Lynnwood City Council challenger Van AuBuchon’s lead over incumbent Jim Smith dropped to 13 votes Tuesday from his 14-vote lead Friday.

Smith had led in early returns. AuBuchon moved into a tie Nov. 16 and edged ahead a day later.

Elections officials counted 13 new votes Tuesday – six for AuBuchon, seven for Smith.

AuBuchon had 3,619 votes Tuesday to 3,606 for Smith. AuBuchon had 3,613 votes Friday to 3,599 for Smith. There continued to be 39 write-in votes. At least 290 Lynnwood voters left the position blank.

The two are likely to be headed for a recount, probably a hand recount.

State law requires a machine recount if the margin between two candidates is less than 0.5 percent of their combined total when the county certifies results Nov. 29. It’s a hand recount if the margin is less than 0.25 percent.

With the current two-candidate total of 7,225 votes, a margin of 36 votes or fewer would trigger a machine recount, and a margin of 18 votes or fewer would trigger a hand recount.

A machine recount means that elections officials run all Lynnwood ballots through the counting machine after separating them from other county ballots. A hand recount means that teams of two members appointed by county Democrats and Republicans count piles of ballots with supervision from county officials until they agree on totals.

A tie vote after a recount would mean deciding the election by a coin flip.

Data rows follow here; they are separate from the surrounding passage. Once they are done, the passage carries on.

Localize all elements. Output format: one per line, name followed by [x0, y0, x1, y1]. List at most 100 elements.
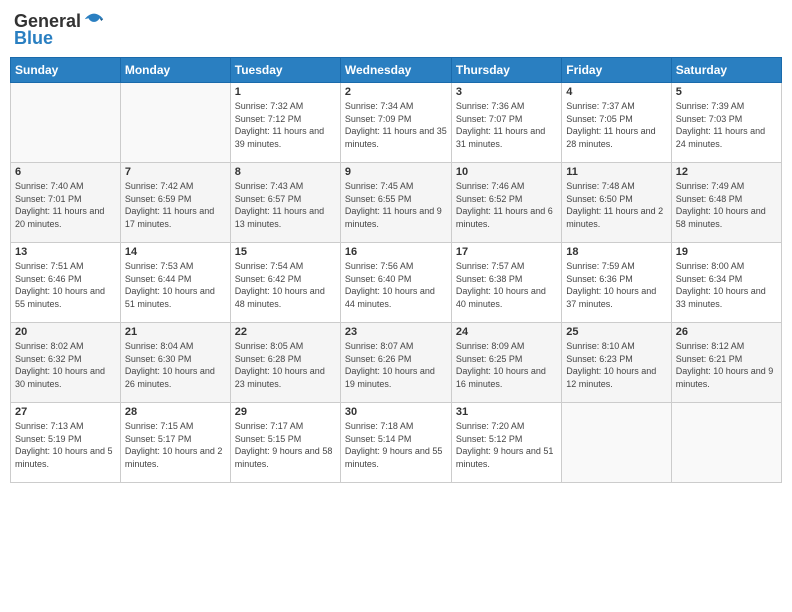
day-info: Sunrise: 7:53 AM Sunset: 6:44 PM Dayligh… [125, 260, 226, 310]
day-number: 1 [235, 86, 336, 98]
calendar-cell: 29 Sunrise: 7:17 AM Sunset: 5:15 PM Dayli… [230, 403, 340, 483]
day-number: 21 [125, 326, 226, 338]
day-number: 31 [456, 406, 557, 418]
day-info: Sunrise: 7:59 AM Sunset: 6:36 PM Dayligh… [566, 260, 666, 310]
day-number: 27 [15, 406, 116, 418]
calendar-cell: 5 Sunrise: 7:39 AM Sunset: 7:03 PM Daylig… [671, 83, 781, 163]
day-info: Sunrise: 7:51 AM Sunset: 6:46 PM Dayligh… [15, 260, 116, 310]
logo-bird-icon [83, 10, 105, 32]
day-number: 3 [456, 86, 557, 98]
calendar-week-row: 1 Sunrise: 7:32 AM Sunset: 7:12 PM Daylig… [11, 83, 782, 163]
calendar-cell: 27Sunrise: 7:13 AM Sunset: 5:19 PM Dayli… [11, 403, 121, 483]
day-number: 18 [566, 246, 666, 258]
day-header-sunday: Sunday [11, 58, 121, 83]
calendar-cell: 11 Sunrise: 7:48 AM Sunset: 6:50 PM Dayli… [562, 163, 671, 243]
day-number: 19 [676, 246, 777, 258]
calendar-cell: 2 Sunrise: 7:34 AM Sunset: 7:09 PM Daylig… [340, 83, 451, 163]
calendar-cell: 20 Sunrise: 8:02 AM Sunset: 6:32 PM Dayli… [11, 323, 121, 403]
day-number: 15 [235, 246, 336, 258]
day-number: 22 [235, 326, 336, 338]
day-info: Sunrise: 7:56 AM Sunset: 6:40 PM Dayligh… [345, 260, 447, 310]
day-header-saturday: Saturday [671, 58, 781, 83]
day-number: 2 [345, 86, 447, 98]
day-info: Sunrise: 7:36 AM Sunset: 7:07 PM Dayligh… [456, 100, 557, 150]
day-header-friday: Friday [562, 58, 671, 83]
calendar-cell [120, 83, 230, 163]
day-info: Sunrise: 7:20 AM Sunset: 5:12 PM Dayligh… [456, 420, 557, 470]
day-info: Sunrise: 7:39 AM Sunset: 7:03 PM Dayligh… [676, 100, 777, 150]
day-info: Sunrise: 7:46 AM Sunset: 6:52 PM Dayligh… [456, 180, 557, 230]
calendar-cell: 28Sunrise: 7:15 AM Sunset: 5:17 PM Dayli… [120, 403, 230, 483]
day-header-wednesday: Wednesday [340, 58, 451, 83]
day-number: 17 [456, 246, 557, 258]
day-number: 23 [345, 326, 447, 338]
day-info: Sunrise: 7:45 AM Sunset: 6:55 PM Dayligh… [345, 180, 447, 230]
day-info: Sunrise: 8:10 AM Sunset: 6:23 PM Dayligh… [566, 340, 666, 390]
day-info: Sunrise: 8:07 AM Sunset: 6:26 PM Dayligh… [345, 340, 447, 390]
calendar-cell: 21 Sunrise: 8:04 AM Sunset: 6:30 PM Dayli… [120, 323, 230, 403]
calendar-week-row: 6Sunrise: 7:40 AM Sunset: 7:01 PM Daylig… [11, 163, 782, 243]
calendar-cell: 8Sunrise: 7:43 AM Sunset: 6:57 PM Daylig… [230, 163, 340, 243]
logo: General Blue [14, 10, 105, 49]
day-number: 13 [15, 246, 116, 258]
day-number: 11 [566, 166, 666, 178]
day-header-thursday: Thursday [451, 58, 561, 83]
day-number: 29 [235, 406, 336, 418]
day-number: 25 [566, 326, 666, 338]
calendar-cell: 31 Sunrise: 7:20 AM Sunset: 5:12 PM Dayli… [451, 403, 561, 483]
day-number: 14 [125, 246, 226, 258]
day-header-monday: Monday [120, 58, 230, 83]
calendar-cell: 1 Sunrise: 7:32 AM Sunset: 7:12 PM Daylig… [230, 83, 340, 163]
calendar-cell: 16 Sunrise: 7:56 AM Sunset: 6:40 PM Dayli… [340, 243, 451, 323]
calendar-cell: 19 Sunrise: 8:00 AM Sunset: 6:34 PM Dayli… [671, 243, 781, 323]
day-info: Sunrise: 7:42 AM Sunset: 6:59 PM Dayligh… [125, 180, 226, 230]
day-info: Sunrise: 7:49 AM Sunset: 6:48 PM Dayligh… [676, 180, 777, 230]
calendar-cell: 6Sunrise: 7:40 AM Sunset: 7:01 PM Daylig… [11, 163, 121, 243]
calendar-cell: 23 Sunrise: 8:07 AM Sunset: 6:26 PM Dayli… [340, 323, 451, 403]
day-info: Sunrise: 8:02 AM Sunset: 6:32 PM Dayligh… [15, 340, 116, 390]
day-number: 4 [566, 86, 666, 98]
day-info: Sunrise: 8:09 AM Sunset: 6:25 PM Dayligh… [456, 340, 557, 390]
calendar-cell: 13 Sunrise: 7:51 AM Sunset: 6:46 PM Dayli… [11, 243, 121, 323]
day-info: Sunrise: 7:32 AM Sunset: 7:12 PM Dayligh… [235, 100, 336, 150]
day-info: Sunrise: 7:34 AM Sunset: 7:09 PM Dayligh… [345, 100, 447, 150]
day-number: 20 [15, 326, 116, 338]
calendar-cell: 15Sunrise: 7:54 AM Sunset: 6:42 PM Dayli… [230, 243, 340, 323]
day-info: Sunrise: 7:48 AM Sunset: 6:50 PM Dayligh… [566, 180, 666, 230]
day-number: 9 [345, 166, 447, 178]
day-info: Sunrise: 8:05 AM Sunset: 6:28 PM Dayligh… [235, 340, 336, 390]
day-info: Sunrise: 8:12 AM Sunset: 6:21 PM Dayligh… [676, 340, 777, 390]
calendar-cell: 12Sunrise: 7:49 AM Sunset: 6:48 PM Dayli… [671, 163, 781, 243]
day-info: Sunrise: 8:00 AM Sunset: 6:34 PM Dayligh… [676, 260, 777, 310]
day-number: 7 [125, 166, 226, 178]
calendar-week-row: 20 Sunrise: 8:02 AM Sunset: 6:32 PM Dayli… [11, 323, 782, 403]
calendar-cell [671, 403, 781, 483]
calendar-cell: 22 Sunrise: 8:05 AM Sunset: 6:28 PM Dayli… [230, 323, 340, 403]
calendar-cell: 26 Sunrise: 8:12 AM Sunset: 6:21 PM Dayli… [671, 323, 781, 403]
day-number: 30 [345, 406, 447, 418]
page-header: General Blue [10, 10, 782, 49]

County officials have less than a fraction of a percent of votes left to count – 40 uncounted ballots on hand from around the county and any additional ballots that still may arrive, either from voters whose ballots were returned for signature verification or from voters living traveling or serving in the military overseas. They have counted more than 52 percent of county ballots. They had expected a turnout of 52 percent to 53 percent.

The county will release its next count Nov. 28.